A Guide to Resolutions

A Guide to Resolutions

A New Year is upon us. Thankfully the world keeps turning. Unfortunately, however, the clock keeps on ticking and we just keep getting older. Whether you’re into making New Year’s Resolutions or not, the New Year is a great reminder to get busy living or get busy dying

When making resolutions, I like to keep a couple things in mind. These guidelines may be beneficial to you, as you set out to make your own, with whatever you’re trying to accomplish. 

Make it Simple 

If your plan is going to come to fruition, you have to be able to execute it regularly. A plan that is executable doesn't have a steep learning curve. It shouldn’t require a Master’s Degree. I played under 3 different coaches in my 11 years with the San Diego Chargers. The most success we had was under Marty Schottenheimer. He was a ‘hit ‘em in the mouth, take care of the football, and run the ball north and south’ type of guy. We had simple formations, easy game plans, and executed them at a high level because we could practice them frequently and replicate them regularly. 

Make it Sustainable

The other important part about a New Year’s Resolution, or any goal for that matter, is that it should be sustainable. Choosing goals or resolutions that are unsustainable is setting you up for long-term failure. Even if you are to achieve short-term success, when your ambitions are built on an unsustainable foundation, you’re most likely heading for failure. You’ve no doubt heard that most people who lose weight on crash diets put the weight back on and then some when the diet fails them. However, when you adopt a sustainable diet, that closely resembles what life will look like when you’re done with the diet, you are building the fundamentals and habits that will last when you are doing losing that weight you put on through the previous year(s). 

Make it Specific

The last thing I would urge you to do when making a New Year’s Resolution is to make it specific. This means making your goal something you can measure. How else will you know if you’re gaining ground, treading water, or sinking? Specific goals that are measurable provide you with specific data as feedback so you can make adjustments to your strategy. For example, if trying to lose weight, put a number on it. For example…”I want to lose 10% of my body weight.” “I want to lose 50lbs in 6 months!” 

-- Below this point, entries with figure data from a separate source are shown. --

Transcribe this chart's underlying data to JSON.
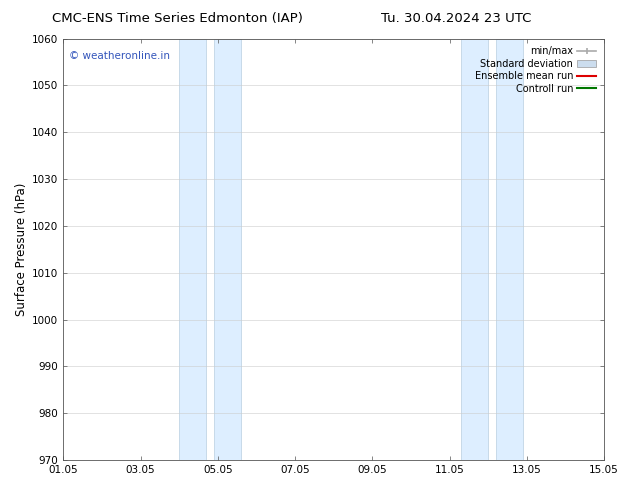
{
  "title_left": "CMC-ENS Time Series Edmonton (IAP)",
  "title_right": "Tu. 30.04.2024 23 UTC",
  "ylabel": "Surface Pressure (hPa)",
  "xlabel_ticks": [
    "01.05",
    "03.05",
    "05.05",
    "07.05",
    "09.05",
    "11.05",
    "13.05",
    "15.05"
  ],
  "xtick_positions": [
    0,
    2,
    4,
    6,
    8,
    10,
    12,
    14
  ],
  "xlim": [
    0,
    14
  ],
  "ylim": [
    970,
    1060
  ],
  "yticks": [
    970,
    980,
    990,
    1000,
    1010,
    1020,
    1030,
    1040,
    1050,
    1060
  ],
  "shaded_bands": [
    {
      "x_start": 3.0,
      "x_end": 3.7
    },
    {
      "x_start": 3.9,
      "x_end": 4.6
    },
    {
      "x_start": 10.3,
      "x_end": 11.0
    },
    {
      "x_start": 11.2,
      "x_end": 11.9
    }
  ],
  "shaded_color": "#ddeeff",
  "shaded_edge_color": "#b8cfe0",
  "watermark_text": "© weatheronline.in",
  "watermark_color": "#3355bb",
  "legend_entries": [
    {
      "label": "min/max",
      "color": "#aaaaaa",
      "lw": 1.2,
      "style": "line_with_cap"
    },
    {
      "label": "Standard deviation",
      "color": "#ccddee",
      "lw": 7,
      "style": "band"
    },
    {
      "label": "Ensemble mean run",
      "color": "#dd0000",
      "lw": 1.5,
      "style": "line"
    },
    {
      "label": "Controll run",
      "color": "#007700",
      "lw": 1.5,
      "style": "line"
    }
  ],
  "background_color": "#ffffff",
  "grid_color": "#cccccc",
  "tick_label_fontsize": 7.5,
  "title_fontsize": 9.5,
  "axis_label_fontsize": 8.5,
  "watermark_fontsize": 7.5,
  "legend_fontsize": 7
}
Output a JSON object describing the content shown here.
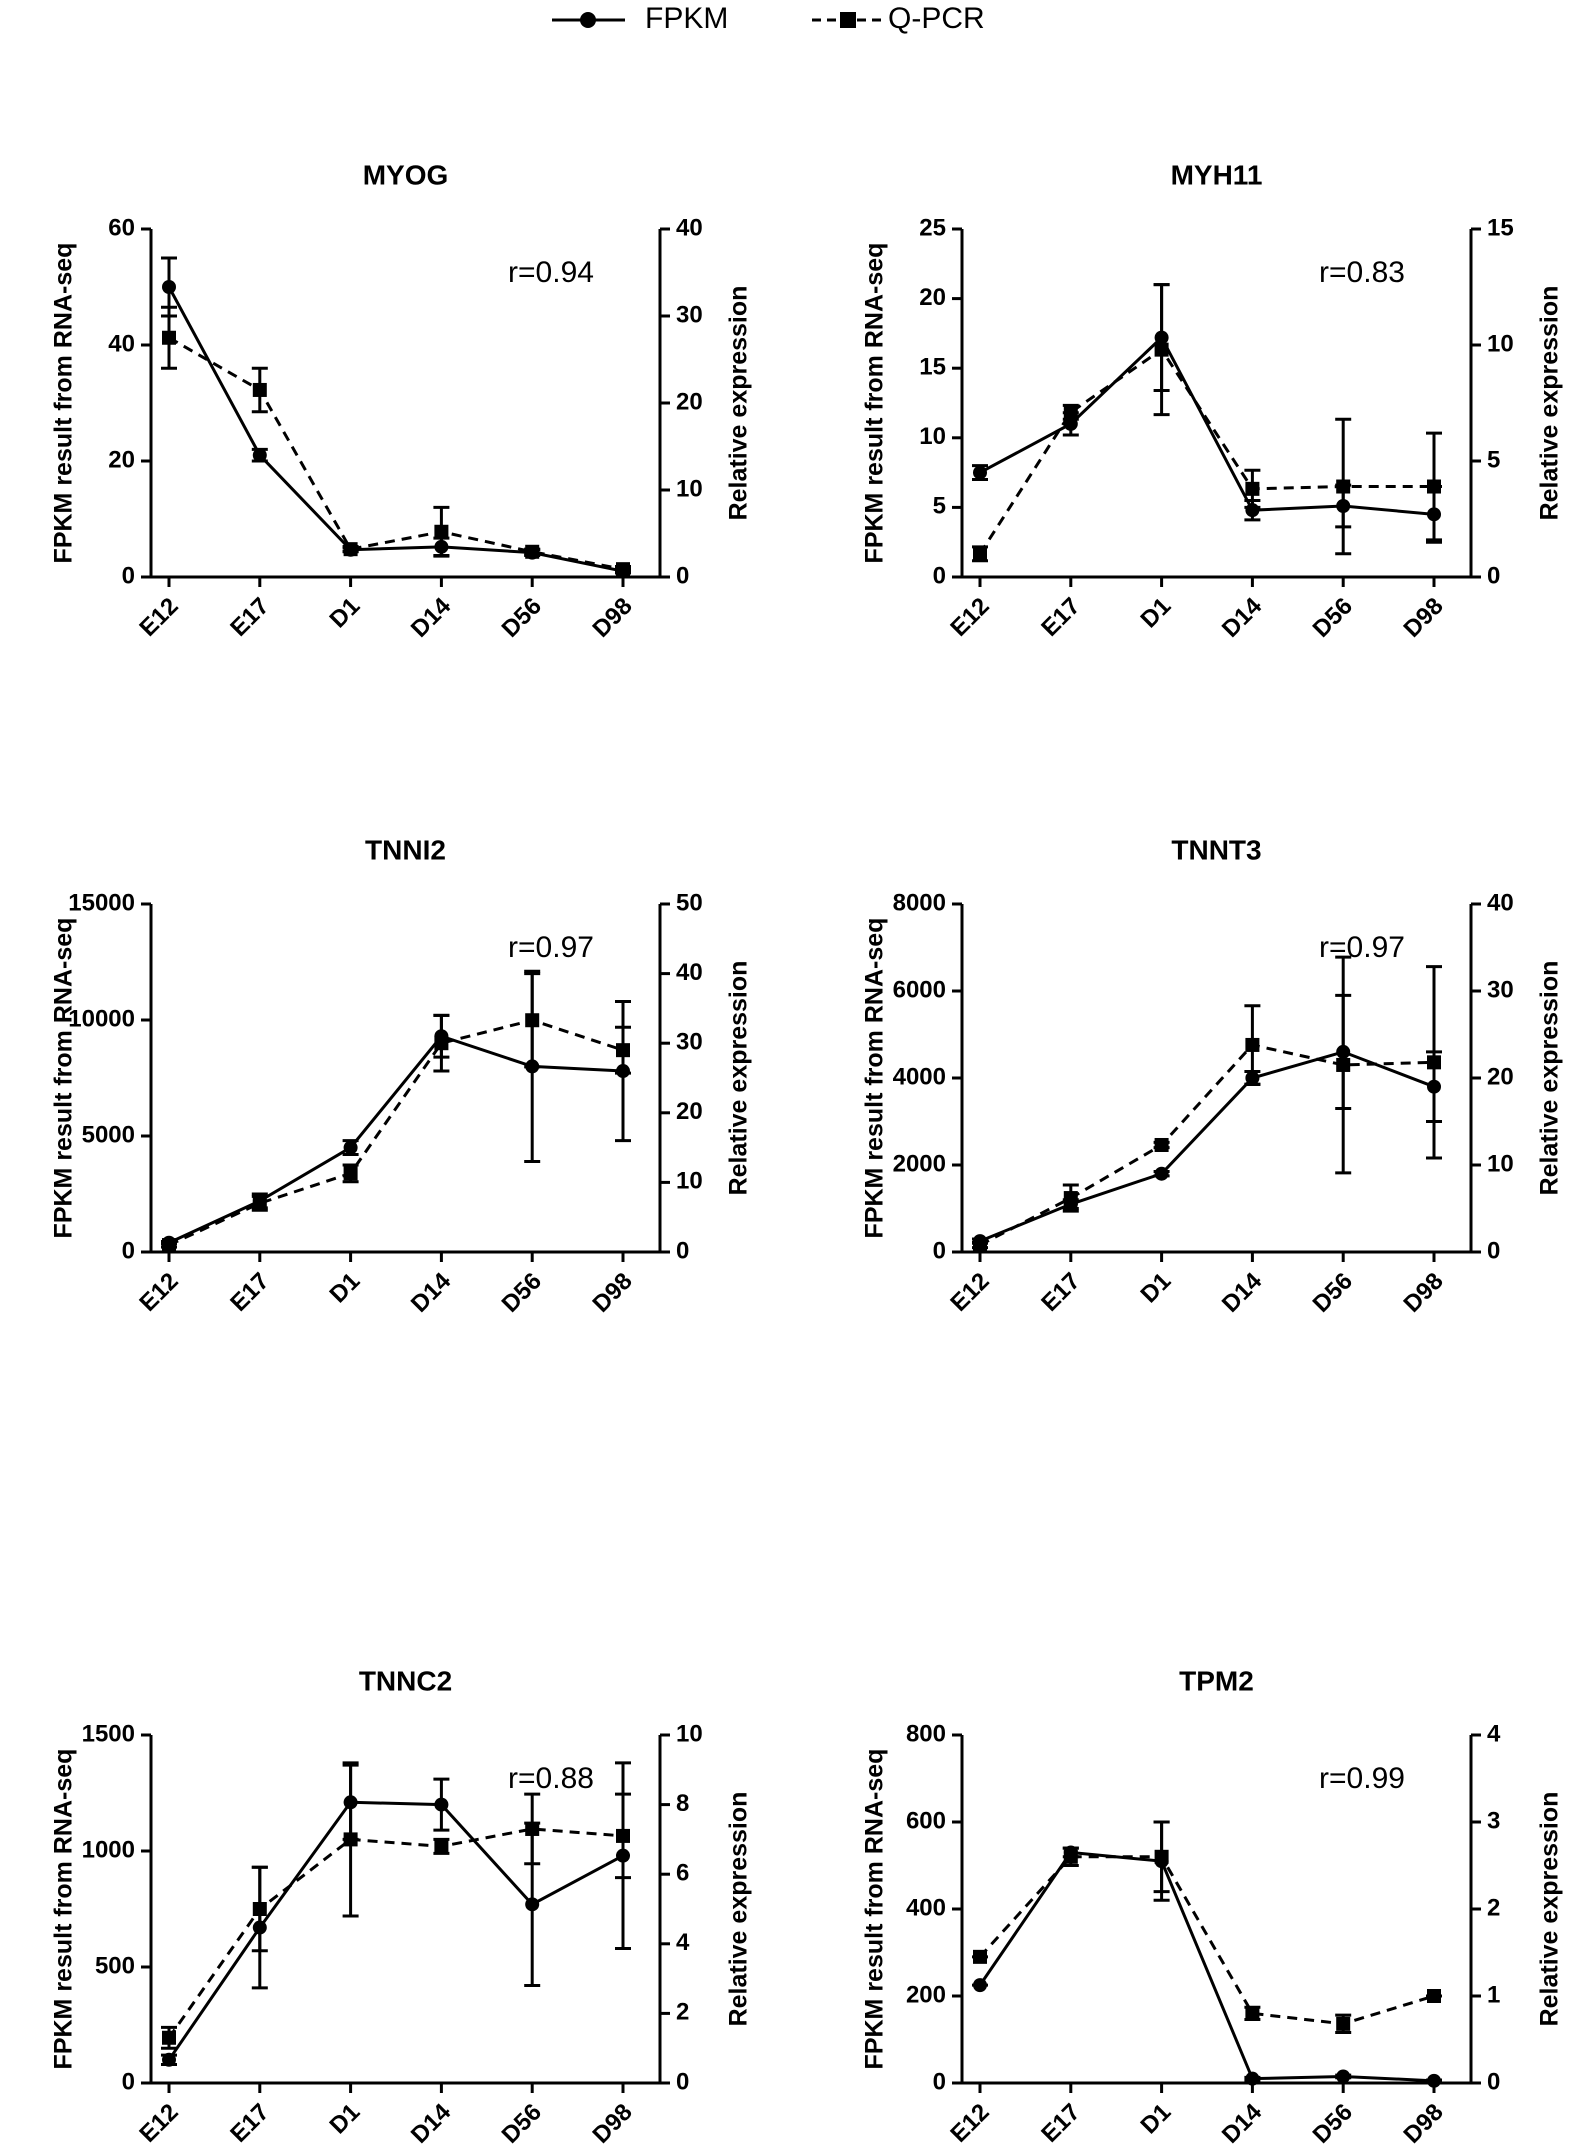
{
  "chart_data": [
    {
      "type": "line",
      "title": "MYOG",
      "annotation": "r=0.94",
      "categories": [
        "E12",
        "E17",
        "D1",
        "D14",
        "D56",
        "D98"
      ],
      "y_label": "FPKM result from RNA-seq",
      "y2_label": "Relative expression",
      "ylim": [
        0,
        60
      ],
      "yticks": [
        0,
        20,
        40,
        60
      ],
      "y2lim": [
        0,
        40
      ],
      "y2ticks": [
        0,
        10,
        20,
        30,
        40
      ],
      "series": [
        {
          "name": "FPKM",
          "color": "#000000",
          "marker": "circle",
          "linestyle": "solid",
          "values": [
            50,
            21,
            4.7,
            5.2,
            4.2,
            1
          ],
          "errors": [
            5,
            1,
            0.3,
            1.5,
            0.5,
            0.3
          ]
        },
        {
          "name": "Q-PCR",
          "color": "#000000",
          "marker": "square",
          "linestyle": "dashed",
          "axis": "y2",
          "values": [
            27.5,
            21.5,
            3.2,
            5.2,
            2.9,
            0.9
          ],
          "errors": [
            3.5,
            2.5,
            0.3,
            2.8,
            0.3,
            0.3
          ]
        }
      ]
    },
    {
      "type": "line",
      "title": "MYH11",
      "annotation": "r=0.83",
      "categories": [
        "E12",
        "E17",
        "D1",
        "D14",
        "D56",
        "D98"
      ],
      "y_label": "FPKM result from RNA-seq",
      "y2_label": "Relative expression",
      "ylim": [
        0,
        25
      ],
      "yticks": [
        0,
        5,
        10,
        15,
        20,
        25
      ],
      "y2lim": [
        0,
        15
      ],
      "y2ticks": [
        0,
        5,
        10,
        15
      ],
      "series": [
        {
          "name": "FPKM",
          "color": "#000000",
          "marker": "circle",
          "linestyle": "solid",
          "values": [
            7.5,
            11,
            17.2,
            4.8,
            5.1,
            4.5
          ],
          "errors": [
            0.5,
            0.8,
            3.8,
            0.7,
            1.5,
            2
          ]
        },
        {
          "name": "Q-PCR",
          "color": "#000000",
          "marker": "square",
          "linestyle": "dashed",
          "axis": "y2",
          "values": [
            1.0,
            7.1,
            9.8,
            3.8,
            3.9,
            3.9
          ],
          "errors": [
            0.3,
            0.3,
            2.8,
            0.8,
            2.9,
            2.3
          ]
        }
      ]
    },
    {
      "type": "line",
      "title": "TNNI2",
      "annotation": "r=0.97",
      "categories": [
        "E12",
        "E17",
        "D1",
        "D14",
        "D56",
        "D98"
      ],
      "y_label": "FPKM result from RNA-seq",
      "y2_label": "Relative expression",
      "ylim": [
        0,
        15000
      ],
      "yticks": [
        0,
        5000,
        10000,
        15000
      ],
      "y2lim": [
        0,
        50
      ],
      "y2ticks": [
        0,
        10,
        20,
        30,
        40,
        50
      ],
      "series": [
        {
          "name": "FPKM",
          "color": "#000000",
          "marker": "circle",
          "linestyle": "solid",
          "values": [
            400,
            2200,
            4500,
            9300,
            8000,
            7800
          ],
          "errors": [
            50,
            300,
            300,
            900,
            4100,
            3000
          ]
        },
        {
          "name": "Q-PCR",
          "color": "#000000",
          "marker": "square",
          "linestyle": "dashed",
          "axis": "y2",
          "values": [
            1,
            7,
            11.3,
            30,
            33.3,
            29
          ],
          "errors": [
            0.3,
            1,
            1.2,
            4,
            6.7,
            3.3
          ]
        }
      ]
    },
    {
      "type": "line",
      "title": "TNNT3",
      "annotation": "r=0.97",
      "categories": [
        "E12",
        "E17",
        "D1",
        "D14",
        "D56",
        "D98"
      ],
      "y_label": "FPKM result from RNA-seq",
      "y2_label": "Relative expression",
      "ylim": [
        0,
        8000
      ],
      "yticks": [
        0,
        2000,
        4000,
        6000,
        8000
      ],
      "y2lim": [
        0,
        40
      ],
      "y2ticks": [
        0,
        10,
        20,
        30,
        40
      ],
      "series": [
        {
          "name": "FPKM",
          "color": "#000000",
          "marker": "circle",
          "linestyle": "solid",
          "values": [
            250,
            1100,
            1800,
            4000,
            4600,
            3800
          ],
          "errors": [
            50,
            100,
            50,
            150,
            1300,
            800
          ]
        },
        {
          "name": "Q-PCR",
          "color": "#000000",
          "marker": "square",
          "linestyle": "dashed",
          "axis": "y2",
          "values": [
            0.8,
            6.2,
            12.3,
            23.8,
            21.5,
            21.8
          ],
          "errors": [
            0.3,
            1.5,
            0.3,
            4.5,
            12.4,
            11
          ]
        }
      ]
    },
    {
      "type": "line",
      "title": "TNNC2",
      "annotation": "r=0.88",
      "categories": [
        "E12",
        "E17",
        "D1",
        "D14",
        "D56",
        "D98"
      ],
      "y_label": "FPKM result from RNA-seq",
      "y2_label": "Relative expression",
      "ylim": [
        0,
        1500
      ],
      "yticks": [
        0,
        500,
        1000,
        1500
      ],
      "y2lim": [
        0,
        10
      ],
      "y2ticks": [
        0,
        2,
        4,
        6,
        8,
        10
      ],
      "series": [
        {
          "name": "FPKM",
          "color": "#000000",
          "marker": "circle",
          "linestyle": "solid",
          "values": [
            100,
            670,
            1210,
            1200,
            770,
            980
          ],
          "errors": [
            20,
            260,
            160,
            110,
            350,
            400
          ]
        },
        {
          "name": "Q-PCR",
          "color": "#000000",
          "marker": "square",
          "linestyle": "dashed",
          "axis": "y2",
          "values": [
            1.3,
            5.0,
            7.0,
            6.8,
            7.3,
            7.1
          ],
          "errors": [
            0.3,
            1.2,
            2.2,
            0.2,
            1.0,
            1.2
          ]
        }
      ]
    },
    {
      "type": "line",
      "title": "TPM2",
      "annotation": "r=0.99",
      "categories": [
        "E12",
        "E17",
        "D1",
        "D14",
        "D56",
        "D98"
      ],
      "y_label": "FPKM result from RNA-seq",
      "y2_label": "Relative expression",
      "ylim": [
        0,
        800
      ],
      "yticks": [
        0,
        200,
        400,
        600,
        800
      ],
      "y2lim": [
        0,
        4
      ],
      "y2ticks": [
        0,
        1,
        2,
        3,
        4
      ],
      "series": [
        {
          "name": "FPKM",
          "color": "#000000",
          "marker": "circle",
          "linestyle": "solid",
          "values": [
            225,
            530,
            510,
            10,
            15,
            5
          ],
          "errors": [
            0,
            10,
            90,
            3,
            3,
            2
          ]
        },
        {
          "name": "Q-PCR",
          "color": "#000000",
          "marker": "square",
          "linestyle": "dashed",
          "axis": "y2",
          "values": [
            1.45,
            2.6,
            2.6,
            0.8,
            0.68,
            1.0
          ],
          "errors": [
            0,
            0.1,
            0.4,
            0.07,
            0.1,
            0
          ]
        }
      ]
    }
  ]
}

A statement like “I want to lose weight and get healthy” is too ambiguous! Say your real goal is to lose 30lbs. Setting a goal with a willy-nilly statement, like the one above, gives you an OUT when you end up losing 10lbs. Yes. You have lost weight. Most likely with that weight loss, you can claim to have gotten healthier, even if marginally. So, what do you do? You say, “Well, that’s good enough.” We’ve all done it before. You did make progress. But deep down you know you quit before your real goal (that you were afraid to say).